Na Thyssenkrupp Elevadores ficou oficialmente sem efeito a imposição de horários por turnos (em vez do regime de piquete), que teria efeitos a partir de 1 de Fevereiro. A Comissão Intersindical da Fiequimetal na empresa, ao anunciar este recuo num comunicado de 25 de Janeiro, valorizou «a participação, a mobilização e a afirmação dos trabalhadores» e alertou que «esta postura deve-se manter, até que seja alcançado um acordo positivo para todos».
Entregue o caderno reivindicativo, a prioridade é dada à revisão salarial, exigindo valores que permitam progressivamente acabar com os casos de discriminação.

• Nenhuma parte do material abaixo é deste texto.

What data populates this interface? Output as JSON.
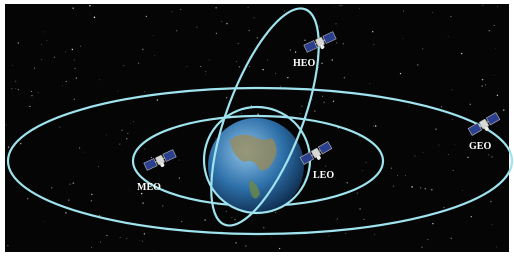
{
  "orbits": [
    {
      "label": "HEO"
    },
    {
      "label": "MEO"
    },
    {
      "label": "LEO"
    },
    {
      "label": "GEO"
    }
  ]
}
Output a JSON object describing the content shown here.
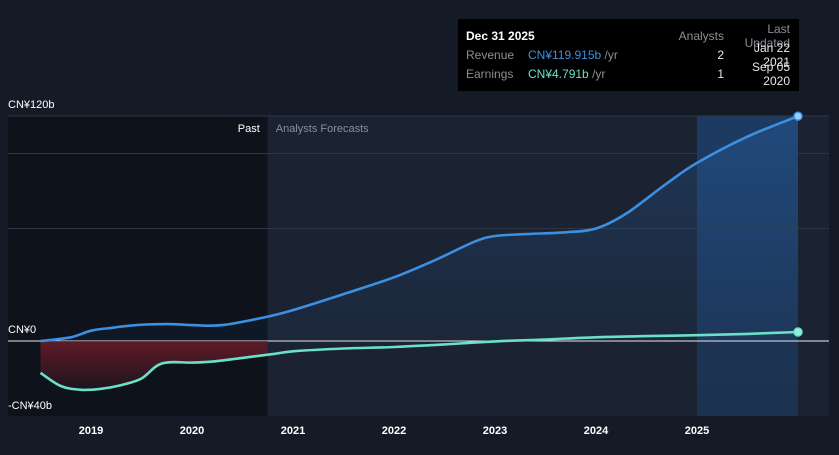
{
  "chart_data": {
    "type": "line",
    "y_axis": {
      "range": [
        -40,
        120
      ],
      "tick_labels": [
        {
          "value": 120,
          "label": "CN¥120b"
        },
        {
          "value": 0,
          "label": "CN¥0"
        },
        {
          "value": -40,
          "label": "-CN¥40b"
        }
      ],
      "gridlines": [
        120,
        100,
        60,
        0
      ]
    },
    "x_axis": {
      "range": [
        2018.55,
        2026.3
      ],
      "ticks": [
        "2019",
        "2020",
        "2021",
        "2022",
        "2023",
        "2024",
        "2025"
      ]
    },
    "regions": {
      "past_label": "Past",
      "forecast_label": "Analysts Forecasts",
      "divider_x": 2020.75,
      "highlight_from_x": 2025.0,
      "highlight_to_x": 2026.0
    },
    "series": [
      {
        "name": "Revenue",
        "color": "#3d8fe0",
        "points": [
          [
            2018.5,
            0
          ],
          [
            2018.8,
            2
          ],
          [
            2019.0,
            5.5
          ],
          [
            2019.2,
            7
          ],
          [
            2019.45,
            8.5
          ],
          [
            2019.75,
            9
          ],
          [
            2020.0,
            8.5
          ],
          [
            2020.3,
            8.5
          ],
          [
            2020.75,
            13
          ],
          [
            2021.0,
            16.5
          ],
          [
            2021.5,
            25
          ],
          [
            2022.0,
            34
          ],
          [
            2022.4,
            43
          ],
          [
            2022.8,
            53
          ],
          [
            2023.0,
            56
          ],
          [
            2023.3,
            57
          ],
          [
            2023.7,
            58
          ],
          [
            2024.0,
            60
          ],
          [
            2024.3,
            68
          ],
          [
            2024.7,
            84
          ],
          [
            2025.0,
            95
          ],
          [
            2025.5,
            109
          ],
          [
            2026.0,
            119.9
          ]
        ]
      },
      {
        "name": "Earnings",
        "color": "#6be0c8",
        "points": [
          [
            2018.5,
            -17
          ],
          [
            2018.7,
            -24
          ],
          [
            2018.9,
            -26
          ],
          [
            2019.1,
            -25.5
          ],
          [
            2019.3,
            -23.5
          ],
          [
            2019.5,
            -20
          ],
          [
            2019.7,
            -12
          ],
          [
            2020.0,
            -11.5
          ],
          [
            2020.2,
            -11
          ],
          [
            2020.5,
            -9
          ],
          [
            2020.8,
            -7
          ],
          [
            2021.0,
            -5.5
          ],
          [
            2021.5,
            -4
          ],
          [
            2022.0,
            -3.2
          ],
          [
            2022.5,
            -1.8
          ],
          [
            2023.0,
            -0.2
          ],
          [
            2023.5,
            0.8
          ],
          [
            2024.0,
            2
          ],
          [
            2024.5,
            2.6
          ],
          [
            2025.0,
            3.1
          ],
          [
            2025.5,
            3.8
          ],
          [
            2026.0,
            4.791
          ]
        ]
      }
    ],
    "tooltip": {
      "date": "Dec 31 2025",
      "col_analysts": "Analysts",
      "col_updated": "Last Updated",
      "rows": [
        {
          "label": "Revenue",
          "value": "CN¥119.915b",
          "unit": "/yr",
          "analysts": "2",
          "updated": "Jan 22 2021",
          "color": "#3d8fe0"
        },
        {
          "label": "Earnings",
          "value": "CN¥4.791b",
          "unit": "/yr",
          "analysts": "1",
          "updated": "Sep 05 2020",
          "color": "#6be0c8"
        }
      ]
    }
  }
}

Médicos e professores na greve dia 15

Para 15 de Fevereiro, a Federação Nacional dos Médicos emitiu um pré-aviso de greve, associando-se à jornada de luta de todos os trabalhadores da Administração Pública, em defesa da dignidade dos trabalhadores e pela valorização das carreiras e dos serviços públicos. Ao anunciar esta decisão, no dia 1, a FNAM assinalou que os médicos partilham com os outros profissionais dos serviços públicos muitos dos problemas que os afectam, para além daqueles que lhes são específicos.
No mesmo dia, a Federação Nacional dos Professores veio exortar professores, educadores e investigadores a uma grande adesão à greve geral da Administração Pública, contribuindo para que, contra as políticas do Governo de degradação dos serviços públicos e desvalorização dos seus profissionais, 15 de Fevereiro seja um dia de enorme protesto na Educação e na Ciência.


Évora é Fidelidade

Dezenas de trabalhadores do centro de atendimento da Fidelidade, que funciona em Évora em regime de concessão à Newspring, deslocaram-se a Lisboa anteontem, dia 5, para se concentrarem frente à sede da seguradora, no Largo do Calhariz, à hora em que ali decorria uma reunião do conselho de administração. Este foi um momento marcante da luta dos trabalhadores daquele serviço, organizados no Sinapsa, por aumentos salariais, pela aplicação do contrato colectivo do sector e por um vínculo efectivo à empresa para que trabalham, muitos há mais de dez anos. Nesta acção, que coincidiu com o primeiro de quatro dias de greve, interveio o Secretário-geral da CGTP-IN. A deputada Rita Rato reafirmou aos trabalhadores (mulheres, na maioria) a solidariedade do PCP.


E as refinarias?

«A situação nas refinarias é preocupante e a única responsável é a administração Amorim», alertou no dia 4 a Comissão Central de Trabalhadores da Petrogal, chamando a atenção para a greve em Sines, há mais de trinta dias, e a paragem total no Porto, depois de um incidente.